Ünlü coğrafya bilgini Prof. Besim Deakot, bu gerçekliği şöyle vurgulamaktadır:
“Musul havalisi, gerek engebeli tabiatı, gerekse iklimi ile, arazisi alüvyon birikmesinden meydana gelmiş, yağışları yetersiz ve tabii bitkiler âlemi bakımından yarı-çöl durumunda bulunan Irak’tan pek farklı olduğu gibi, nüfusunun yapısı ve yaşayış tarzı ile de daha çok Diyarbekir bölgesine benzemekteydi.
Esasen Musul havalisi, Birinci Dünya Savaşı sonlarına kadar, Batının coğrafya eserlerinde genellikle Irak’tan ayrı olarak Yukarı Elcezire bölgesi içinde sayılıyordu.” (5)
16. yüzyılın sonlarında Osmanlı ordusuyla birlikte bölgeyi gezen Kâtip Çelebi de, “Keşfü’z-Zünun” adlı eserinde Mezopotamya bölgesini Kürdistan, Cezire ve Irak olmak üzere üçe ayırıyor. Bu ve benzeri kaynaklardan yola çıkılarak günümüzde ulaşılan yaygın kanı, “El-Cezire bölgesinin, Osmanlıların Musul ve Şehrizor’unu, günümüzün Kuzey Irak’ını içine alan bölge” olduğudur. (5/b)
Bu topraklar, geçmişte Doğulu, daha sonra Batılı yönetimlerin hep ilgi kaynağı olagelmiştir.
Milattan önceki yıllarda Musul bölgesinin de içinde yer aldığı Mezopotamya’da çok önemli uygarlıkların kurulduğu bilinmektedir. Bunların en önemlileri Asur ve Babil uygarlıklarıdır. Asur devleti, bu topraklarda yaklaşık 1300 yıl varlığını sürdürüyor.

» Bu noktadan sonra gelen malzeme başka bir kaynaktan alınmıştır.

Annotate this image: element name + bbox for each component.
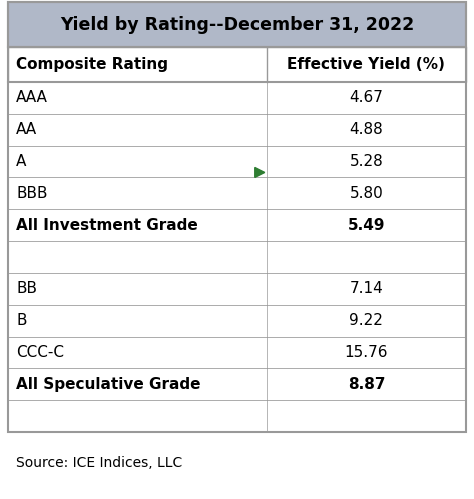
Text: All Speculative Grade: All Speculative Grade — [16, 377, 201, 392]
Text: 9.22: 9.22 — [349, 313, 383, 328]
Text: All Investment Grade: All Investment Grade — [16, 218, 198, 233]
Text: Composite Rating: Composite Rating — [16, 57, 168, 72]
Text: 4.88: 4.88 — [349, 122, 383, 137]
Text: 4.67: 4.67 — [349, 90, 383, 105]
Text: Effective Yield (%): Effective Yield (%) — [287, 57, 445, 72]
Text: AA: AA — [16, 122, 37, 137]
Bar — [8, 241, 466, 273]
Text: CCC-C: CCC-C — [16, 345, 64, 360]
Bar — [8, 305, 466, 336]
Bar — [8, 178, 466, 209]
Bar — [8, 2, 466, 432]
Text: 5.49: 5.49 — [347, 218, 385, 233]
Bar — [8, 146, 466, 178]
Text: 5.28: 5.28 — [349, 154, 383, 169]
Text: BB: BB — [16, 281, 37, 296]
Text: A: A — [16, 154, 27, 169]
Text: B: B — [16, 313, 27, 328]
Text: 5.80: 5.80 — [349, 186, 383, 201]
Text: Yield by Rating--December 31, 2022: Yield by Rating--December 31, 2022 — [60, 15, 414, 33]
Bar — [8, 400, 466, 432]
Bar — [8, 336, 466, 368]
Text: 7.14: 7.14 — [349, 281, 383, 296]
Polygon shape — [255, 168, 265, 178]
Text: 8.87: 8.87 — [347, 377, 385, 392]
Bar — [8, 368, 466, 400]
Bar — [8, 2, 466, 47]
Text: Source: ICE Indices, LLC: Source: ICE Indices, LLC — [16, 456, 182, 470]
Bar — [8, 82, 466, 114]
Text: 15.76: 15.76 — [345, 345, 388, 360]
Bar — [8, 273, 466, 305]
Bar — [8, 114, 466, 146]
Bar — [8, 209, 466, 241]
Bar — [8, 47, 466, 82]
Text: BBB: BBB — [16, 186, 47, 201]
Text: AAA: AAA — [16, 90, 48, 105]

Asur devletinin merkezi şehirlerinden biri olan Musul Vilayeti, bu devletin yıkılmasından sonra sırasıyla İranlılar‘a, Büyük İskender‘e, Seloküslüler‘e ve Sasaniler‘e geçiyor. Halife Ömer döneminde ele geçirilerek İslam topraklarına katılıyorsa da daha sonra Abbasi halifeleri döneminde Bin-i Mervan, Bin-i Hemdan, Selçuklular, Atabegler, Eyyubiler, Cengizler, Timurlar, Akkoyunlular, Karakoyunlular ve Safevilerin eline geçtikten sonra Çaldıran Savaşıyla Yavuz Sultan Selim tarafından fethedilerek Osmanlı yönetimine geçiyor. (6)

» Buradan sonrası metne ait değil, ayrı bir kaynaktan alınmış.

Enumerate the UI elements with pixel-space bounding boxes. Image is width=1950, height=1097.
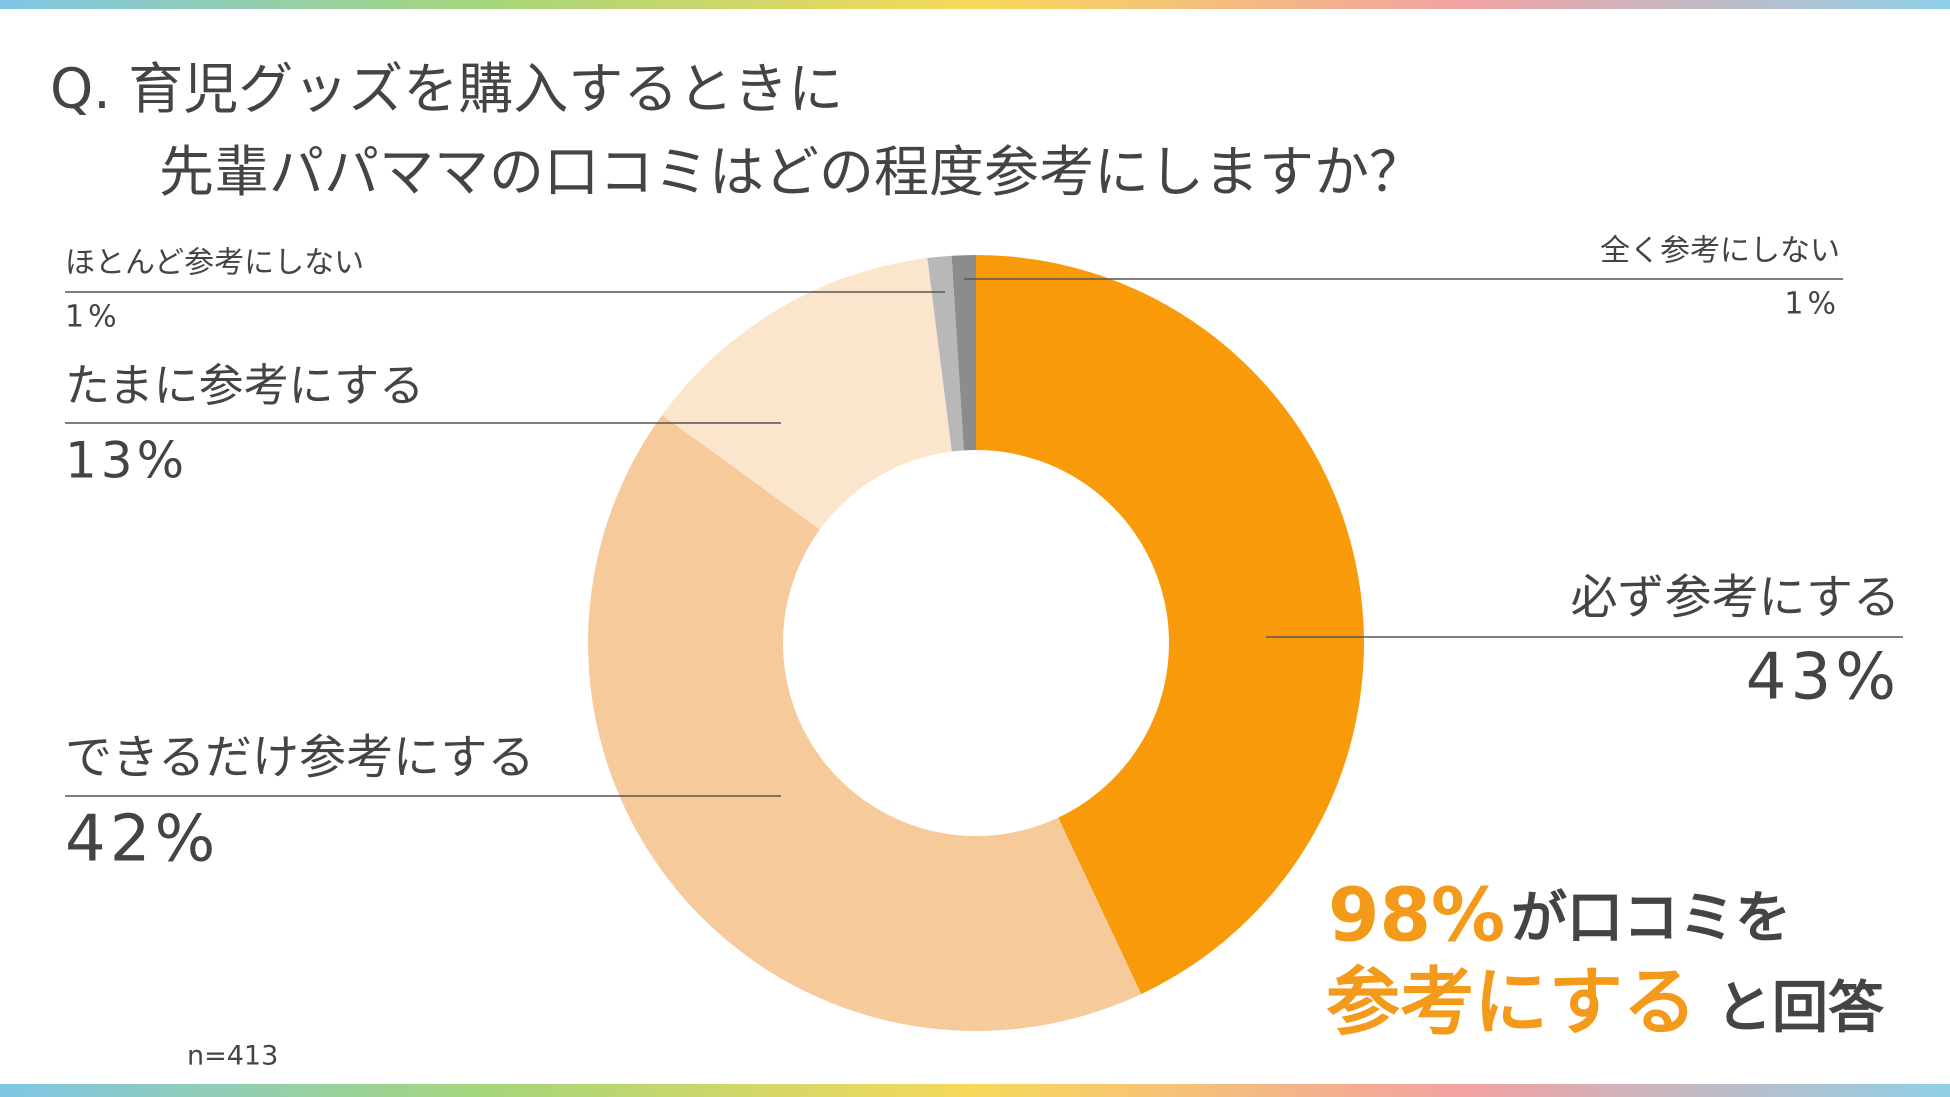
note: n=413 [187,1041,278,1072]
donut-slice [951,255,976,451]
annotation-text: が口コミを [1511,886,1791,951]
slice-label: ほとんど参考にしない [65,246,364,281]
slice-label: 全く参考にしない [1600,234,1840,269]
donut-slice [927,255,964,452]
slice-label: たまに参考にする [65,359,424,412]
donut-slice [662,258,952,530]
annotation-highlight: 98% [1328,873,1505,959]
annotation-text: と回答 [1716,976,1885,1041]
value-label: 43% [1746,641,1900,715]
annotation-highlight: 参考にする [1326,960,1697,1046]
slice-label: できるだけ参考にする [65,731,535,786]
bottom-band [0,1084,1950,1097]
value-label: 1% [65,300,121,335]
value-label: 13% [65,432,188,490]
title-line: Q. 育児グッズを購入するときに [50,57,843,121]
top-band [0,0,1950,9]
slice-label: 必ず参考にする [1571,571,1900,626]
value-label: 1% [1784,287,1840,322]
donut-slice [976,255,1364,995]
donut-slice [588,414,1142,1031]
value-label: 42% [65,803,219,877]
title-line: 先輩パパママの口コミはどの程度参考にしますか？ [159,140,1424,204]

Görüldüğü gibi, Musul bölgesi, tarihte belli bir milliyete mal edilemeyecek birçok yönetimin eline geçiyor. Şemseddin Sami, Abbasi Halifeliğinden sonraki kozmopolit yönetim değişikliklerini şöyle değerlendiriyor:
“Abbasi Halifeliğinin zayıf düşmesiyle, İslam Memleketlerinin her tarafında birtakım emirler ve melikler ortaya çıkmaya başladığı sırada, Kürt reislerinden birçok adamlar da Musul, Diyarbekir ve Cezire yörelerinde birer kale veya memleket ele geçirip birçok küçük hükümetler kurmuşlarsa da, tüm kıtayı (Kürdistan’ı MB) yönetim altına alarak, soy, milliyet esasına dayalı bir hükümet kurmayı düşünmemişlerdi. Nihayet bu cinsiyete mensup olan meşhur Selahaddin-i Eyyubi Mısır’da devlete nail olup, kendisi ve çocukları Şam, Halep, Hicaz ve Yemen’de hüküm sürdükleri ve evlatlarıyla akrabalarının yönetimi altında birçok seçkin hükümetler kurdukları zaman bile hüküm ve nüfuzları dışında kalmış idi.”(7)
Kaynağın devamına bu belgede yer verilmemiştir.